One immediately sees that each of the book’s portraits is from the clubs’ ‘greenrooms’. The greenroom functions as a portal between the stripper’s often-mundane life and the bright stage-lights – a place where a woman metamorphoses into a stripper. Despite the photographer’s presence the women of Stripper Zukan appear relaxed, innocent, and defenseless – alone in their greenroom, protected from the outside world, their true selves before becoming fantasy objects.。
Stripper Zukan presents a variety of images of women comfortably napping or lazily smoking – often with too much makeup on a stressed face, but posing proudly with a cheerful smile. There are also various body-types, with too small breasts, fat bellies, skinny arms and legs, and peculiar tattoos – in underwear or showy sequined costumes. In the background may be club notices stuck on the walls or an unmade futon. One discovers the strippers’ fatigue, bravado, sadness, and coquetry throughout Hara’s work. You cannot help but wonder how Hara achieved such free and relaxed expressions – and why he chose to show us these greenroom scenes instead of more typical stage shots.

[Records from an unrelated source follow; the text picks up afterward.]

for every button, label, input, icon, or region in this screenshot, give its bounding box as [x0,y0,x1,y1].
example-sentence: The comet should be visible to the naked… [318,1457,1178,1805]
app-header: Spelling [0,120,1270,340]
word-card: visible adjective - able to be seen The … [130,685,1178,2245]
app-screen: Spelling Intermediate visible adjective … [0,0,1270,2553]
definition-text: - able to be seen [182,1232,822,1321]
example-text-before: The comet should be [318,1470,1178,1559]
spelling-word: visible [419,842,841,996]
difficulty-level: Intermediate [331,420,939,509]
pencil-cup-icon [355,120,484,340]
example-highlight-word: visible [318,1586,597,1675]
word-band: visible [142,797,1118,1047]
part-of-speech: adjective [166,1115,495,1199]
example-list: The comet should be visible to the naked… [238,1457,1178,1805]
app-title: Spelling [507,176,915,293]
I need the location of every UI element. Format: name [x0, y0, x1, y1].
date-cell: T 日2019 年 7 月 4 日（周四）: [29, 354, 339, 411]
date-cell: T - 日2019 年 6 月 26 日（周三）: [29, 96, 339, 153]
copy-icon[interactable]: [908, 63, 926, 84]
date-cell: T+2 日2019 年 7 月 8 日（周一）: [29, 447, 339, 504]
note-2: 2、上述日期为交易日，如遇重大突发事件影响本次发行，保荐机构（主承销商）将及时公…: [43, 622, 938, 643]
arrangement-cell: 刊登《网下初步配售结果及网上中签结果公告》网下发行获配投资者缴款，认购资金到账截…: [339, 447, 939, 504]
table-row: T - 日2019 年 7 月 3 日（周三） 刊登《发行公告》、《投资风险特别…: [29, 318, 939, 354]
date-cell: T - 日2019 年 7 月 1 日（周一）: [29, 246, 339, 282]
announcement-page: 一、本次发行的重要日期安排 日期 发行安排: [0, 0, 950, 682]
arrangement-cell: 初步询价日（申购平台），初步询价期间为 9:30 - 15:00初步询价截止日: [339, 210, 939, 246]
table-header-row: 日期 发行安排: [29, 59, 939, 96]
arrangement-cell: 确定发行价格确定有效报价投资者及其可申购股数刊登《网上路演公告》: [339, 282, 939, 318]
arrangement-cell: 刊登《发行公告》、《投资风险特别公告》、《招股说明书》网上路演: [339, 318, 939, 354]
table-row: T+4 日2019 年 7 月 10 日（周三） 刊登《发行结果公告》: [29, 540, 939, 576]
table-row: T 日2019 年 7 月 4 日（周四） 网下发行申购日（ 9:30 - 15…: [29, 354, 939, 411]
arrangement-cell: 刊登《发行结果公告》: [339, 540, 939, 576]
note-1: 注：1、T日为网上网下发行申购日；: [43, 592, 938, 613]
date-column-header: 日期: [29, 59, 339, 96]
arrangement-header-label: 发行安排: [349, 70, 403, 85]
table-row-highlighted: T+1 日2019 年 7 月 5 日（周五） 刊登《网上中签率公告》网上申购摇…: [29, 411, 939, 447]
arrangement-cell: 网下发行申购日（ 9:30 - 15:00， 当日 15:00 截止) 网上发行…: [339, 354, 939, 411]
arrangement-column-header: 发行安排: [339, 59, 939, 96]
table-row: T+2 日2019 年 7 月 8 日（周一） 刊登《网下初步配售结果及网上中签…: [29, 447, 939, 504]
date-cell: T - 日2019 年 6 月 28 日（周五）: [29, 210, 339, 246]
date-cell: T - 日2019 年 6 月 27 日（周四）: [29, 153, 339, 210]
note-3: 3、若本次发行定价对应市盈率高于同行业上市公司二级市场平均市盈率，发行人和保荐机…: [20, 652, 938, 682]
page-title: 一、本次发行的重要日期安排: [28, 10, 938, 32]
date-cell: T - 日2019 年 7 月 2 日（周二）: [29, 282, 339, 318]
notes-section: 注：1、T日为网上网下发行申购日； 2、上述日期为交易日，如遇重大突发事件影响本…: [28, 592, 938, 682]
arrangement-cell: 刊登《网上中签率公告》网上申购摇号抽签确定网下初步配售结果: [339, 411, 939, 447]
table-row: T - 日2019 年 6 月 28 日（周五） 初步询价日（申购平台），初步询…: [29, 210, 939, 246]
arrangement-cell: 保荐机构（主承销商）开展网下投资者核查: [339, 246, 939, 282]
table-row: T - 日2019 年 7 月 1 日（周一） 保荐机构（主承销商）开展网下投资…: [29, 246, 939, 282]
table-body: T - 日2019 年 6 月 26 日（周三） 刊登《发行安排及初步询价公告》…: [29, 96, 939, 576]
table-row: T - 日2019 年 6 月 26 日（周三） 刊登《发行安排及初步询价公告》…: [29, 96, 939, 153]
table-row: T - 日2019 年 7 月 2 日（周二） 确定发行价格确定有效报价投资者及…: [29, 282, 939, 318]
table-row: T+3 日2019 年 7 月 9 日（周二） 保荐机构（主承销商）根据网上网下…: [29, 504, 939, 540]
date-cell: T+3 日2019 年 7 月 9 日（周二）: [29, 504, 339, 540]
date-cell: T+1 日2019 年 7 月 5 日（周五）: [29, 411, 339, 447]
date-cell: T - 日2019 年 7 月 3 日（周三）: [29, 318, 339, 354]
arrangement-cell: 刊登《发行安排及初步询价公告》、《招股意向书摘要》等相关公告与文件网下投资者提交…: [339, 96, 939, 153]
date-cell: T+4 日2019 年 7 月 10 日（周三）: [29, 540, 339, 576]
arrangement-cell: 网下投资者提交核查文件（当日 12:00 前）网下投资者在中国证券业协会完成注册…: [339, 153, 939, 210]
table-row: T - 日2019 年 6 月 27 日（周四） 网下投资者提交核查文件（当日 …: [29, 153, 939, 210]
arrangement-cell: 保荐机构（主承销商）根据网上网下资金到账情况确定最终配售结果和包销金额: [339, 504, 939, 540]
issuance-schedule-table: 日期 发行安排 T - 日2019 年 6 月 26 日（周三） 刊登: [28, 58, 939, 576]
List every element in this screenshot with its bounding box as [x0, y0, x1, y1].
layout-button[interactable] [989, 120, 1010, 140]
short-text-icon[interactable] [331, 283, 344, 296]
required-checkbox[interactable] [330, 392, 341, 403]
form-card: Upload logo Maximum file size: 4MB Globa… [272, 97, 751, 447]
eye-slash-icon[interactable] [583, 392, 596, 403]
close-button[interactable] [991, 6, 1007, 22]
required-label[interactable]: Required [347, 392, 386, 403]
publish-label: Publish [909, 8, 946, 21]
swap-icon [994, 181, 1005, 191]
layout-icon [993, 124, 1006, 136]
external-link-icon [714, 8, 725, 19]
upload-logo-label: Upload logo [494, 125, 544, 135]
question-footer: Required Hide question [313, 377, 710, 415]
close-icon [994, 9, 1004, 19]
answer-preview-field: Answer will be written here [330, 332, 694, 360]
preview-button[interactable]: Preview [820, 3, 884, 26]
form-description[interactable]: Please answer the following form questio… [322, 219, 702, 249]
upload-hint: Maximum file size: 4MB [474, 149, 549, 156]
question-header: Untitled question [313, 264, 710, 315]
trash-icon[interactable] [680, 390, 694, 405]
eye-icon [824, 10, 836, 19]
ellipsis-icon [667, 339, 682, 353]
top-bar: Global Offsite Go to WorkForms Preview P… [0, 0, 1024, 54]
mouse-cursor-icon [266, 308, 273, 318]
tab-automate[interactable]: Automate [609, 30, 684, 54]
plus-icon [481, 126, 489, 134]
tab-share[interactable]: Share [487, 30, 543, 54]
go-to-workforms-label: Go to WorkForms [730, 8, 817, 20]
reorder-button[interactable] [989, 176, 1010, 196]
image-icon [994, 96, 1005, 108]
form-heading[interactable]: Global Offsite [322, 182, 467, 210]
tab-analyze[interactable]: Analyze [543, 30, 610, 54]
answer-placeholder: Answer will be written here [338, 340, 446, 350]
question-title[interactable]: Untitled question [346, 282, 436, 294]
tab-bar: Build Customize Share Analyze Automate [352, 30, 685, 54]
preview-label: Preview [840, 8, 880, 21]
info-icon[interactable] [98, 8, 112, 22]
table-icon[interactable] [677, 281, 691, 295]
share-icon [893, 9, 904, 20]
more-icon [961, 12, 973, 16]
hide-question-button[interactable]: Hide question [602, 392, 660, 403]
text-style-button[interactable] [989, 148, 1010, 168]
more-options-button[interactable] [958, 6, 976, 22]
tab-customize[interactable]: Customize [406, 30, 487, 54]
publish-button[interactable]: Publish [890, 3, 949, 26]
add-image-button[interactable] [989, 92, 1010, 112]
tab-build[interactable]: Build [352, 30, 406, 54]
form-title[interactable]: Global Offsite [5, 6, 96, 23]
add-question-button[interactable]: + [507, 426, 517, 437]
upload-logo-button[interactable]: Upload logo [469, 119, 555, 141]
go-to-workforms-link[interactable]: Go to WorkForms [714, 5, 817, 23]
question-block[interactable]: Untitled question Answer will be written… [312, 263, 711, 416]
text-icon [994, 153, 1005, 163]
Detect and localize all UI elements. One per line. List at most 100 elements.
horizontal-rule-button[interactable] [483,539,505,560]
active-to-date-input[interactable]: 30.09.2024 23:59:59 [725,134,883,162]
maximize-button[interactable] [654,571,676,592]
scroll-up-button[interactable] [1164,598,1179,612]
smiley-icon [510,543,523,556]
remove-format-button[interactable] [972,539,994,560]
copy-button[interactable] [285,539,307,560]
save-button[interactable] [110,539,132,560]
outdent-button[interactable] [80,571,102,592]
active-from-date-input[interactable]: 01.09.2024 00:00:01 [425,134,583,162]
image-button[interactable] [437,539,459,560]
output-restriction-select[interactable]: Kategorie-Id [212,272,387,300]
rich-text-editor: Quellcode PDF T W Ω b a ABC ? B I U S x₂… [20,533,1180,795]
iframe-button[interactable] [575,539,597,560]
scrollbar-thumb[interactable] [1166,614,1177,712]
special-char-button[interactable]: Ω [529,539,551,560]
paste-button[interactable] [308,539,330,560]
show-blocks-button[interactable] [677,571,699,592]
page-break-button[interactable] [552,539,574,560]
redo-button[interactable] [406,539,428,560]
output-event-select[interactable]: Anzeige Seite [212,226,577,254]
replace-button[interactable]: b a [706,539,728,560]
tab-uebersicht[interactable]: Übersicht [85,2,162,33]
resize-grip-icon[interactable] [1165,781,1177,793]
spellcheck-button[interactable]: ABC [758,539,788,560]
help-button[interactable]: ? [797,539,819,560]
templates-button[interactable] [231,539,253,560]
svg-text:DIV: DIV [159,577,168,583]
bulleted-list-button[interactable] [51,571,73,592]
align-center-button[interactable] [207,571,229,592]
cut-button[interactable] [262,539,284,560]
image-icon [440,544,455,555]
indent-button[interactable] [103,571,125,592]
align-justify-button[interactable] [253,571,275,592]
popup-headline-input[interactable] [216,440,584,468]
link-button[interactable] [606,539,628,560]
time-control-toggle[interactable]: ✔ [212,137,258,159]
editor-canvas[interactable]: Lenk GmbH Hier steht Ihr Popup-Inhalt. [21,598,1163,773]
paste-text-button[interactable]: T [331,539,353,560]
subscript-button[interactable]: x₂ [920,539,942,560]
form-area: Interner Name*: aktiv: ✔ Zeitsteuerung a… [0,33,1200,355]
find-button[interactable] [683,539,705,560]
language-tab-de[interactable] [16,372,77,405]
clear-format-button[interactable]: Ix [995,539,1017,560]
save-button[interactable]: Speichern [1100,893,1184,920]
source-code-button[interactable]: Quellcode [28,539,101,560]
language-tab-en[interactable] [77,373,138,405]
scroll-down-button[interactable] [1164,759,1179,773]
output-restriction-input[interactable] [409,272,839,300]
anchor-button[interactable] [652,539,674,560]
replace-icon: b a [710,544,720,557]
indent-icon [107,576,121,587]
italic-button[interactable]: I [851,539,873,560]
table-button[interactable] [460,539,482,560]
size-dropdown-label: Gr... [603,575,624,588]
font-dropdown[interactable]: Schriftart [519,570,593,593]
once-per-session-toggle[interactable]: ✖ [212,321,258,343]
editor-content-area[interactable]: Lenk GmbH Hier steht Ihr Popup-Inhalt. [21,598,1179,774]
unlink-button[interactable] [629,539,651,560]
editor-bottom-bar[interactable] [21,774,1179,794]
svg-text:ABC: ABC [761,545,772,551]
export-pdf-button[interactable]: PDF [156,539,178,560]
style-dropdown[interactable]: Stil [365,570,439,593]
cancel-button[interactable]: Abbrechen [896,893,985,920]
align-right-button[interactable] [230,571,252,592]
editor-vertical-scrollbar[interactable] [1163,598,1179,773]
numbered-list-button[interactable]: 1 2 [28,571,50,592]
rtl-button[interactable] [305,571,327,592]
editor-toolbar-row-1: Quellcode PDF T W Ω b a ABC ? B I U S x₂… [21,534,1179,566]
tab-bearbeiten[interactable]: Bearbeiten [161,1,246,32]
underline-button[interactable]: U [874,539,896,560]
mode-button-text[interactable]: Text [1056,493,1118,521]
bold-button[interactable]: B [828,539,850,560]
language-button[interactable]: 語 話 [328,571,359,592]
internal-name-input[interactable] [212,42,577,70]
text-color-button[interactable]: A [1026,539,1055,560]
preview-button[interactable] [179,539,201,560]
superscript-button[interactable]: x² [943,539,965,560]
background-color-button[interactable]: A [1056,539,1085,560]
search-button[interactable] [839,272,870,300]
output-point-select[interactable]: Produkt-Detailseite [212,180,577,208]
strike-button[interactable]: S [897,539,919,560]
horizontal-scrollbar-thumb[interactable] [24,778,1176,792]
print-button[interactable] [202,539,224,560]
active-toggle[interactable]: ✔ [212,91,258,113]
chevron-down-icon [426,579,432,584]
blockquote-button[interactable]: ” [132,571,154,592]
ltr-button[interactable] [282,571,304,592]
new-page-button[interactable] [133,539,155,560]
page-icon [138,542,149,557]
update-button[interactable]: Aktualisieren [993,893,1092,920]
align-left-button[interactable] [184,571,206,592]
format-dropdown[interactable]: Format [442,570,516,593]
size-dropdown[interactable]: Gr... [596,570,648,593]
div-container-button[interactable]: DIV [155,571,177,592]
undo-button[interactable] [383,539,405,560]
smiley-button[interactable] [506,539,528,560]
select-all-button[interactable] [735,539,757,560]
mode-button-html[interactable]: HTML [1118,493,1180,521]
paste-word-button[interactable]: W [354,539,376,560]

When Hara was eighteen-years old he traveled to an old spa town in northern Japan and found a strip-club there. A middle-aged stripper, with her fat belly, was standing on the stage – at the side of stage a child (possibly her own child) was roaming about. Hara lost any sexual desire associated with this art because this stripper remained him of his mother – and that the child could be himself. This triggered his introspection and empathy that – under different circumstances – she could have been his mother.
In short, Hara understood that strippers each have individual lives behind the bright lights – and he recognized that behind their attitude and toughness, these women, who used their own bodies to earn a living, had everyday, often ordinary, lives, needs, and dreams.
In 2013 Hara held an exhibition of vintage prints at Gallery Sekka in Tokyo. As he looked back on his early days he said, “Most of the strippers I met in the past were older than me. And now they are growing older, but I’m sure they still strive to maintain a shadow of how they once looked. I also have aged – I’m already sixty-five years old. I want to show you how the photographs I made and those days haven’t changed. They remain portraits of proud strippers who I love very much”.
Hara’s sincere respect for strippers and their lives can be felt in these words. He praises their spirit and intellect as they try to first be authentic women before dancing as (male fantasy) strippers. In addition he admires their courage as they live hard lives while conscious that they are regarded only as sexual objects to their viewers.
With his sympathy for every stripper he met – and for her life behind the stage, Hara persistently focused on the greenrooms, where strippers show their naked faces as real women. By arranging their portraits in a simple ‘zukan’-style (illustrated reference book) Hara presents anonymous identities, but elevates these lives, and their special occupation, into the universality of being any women.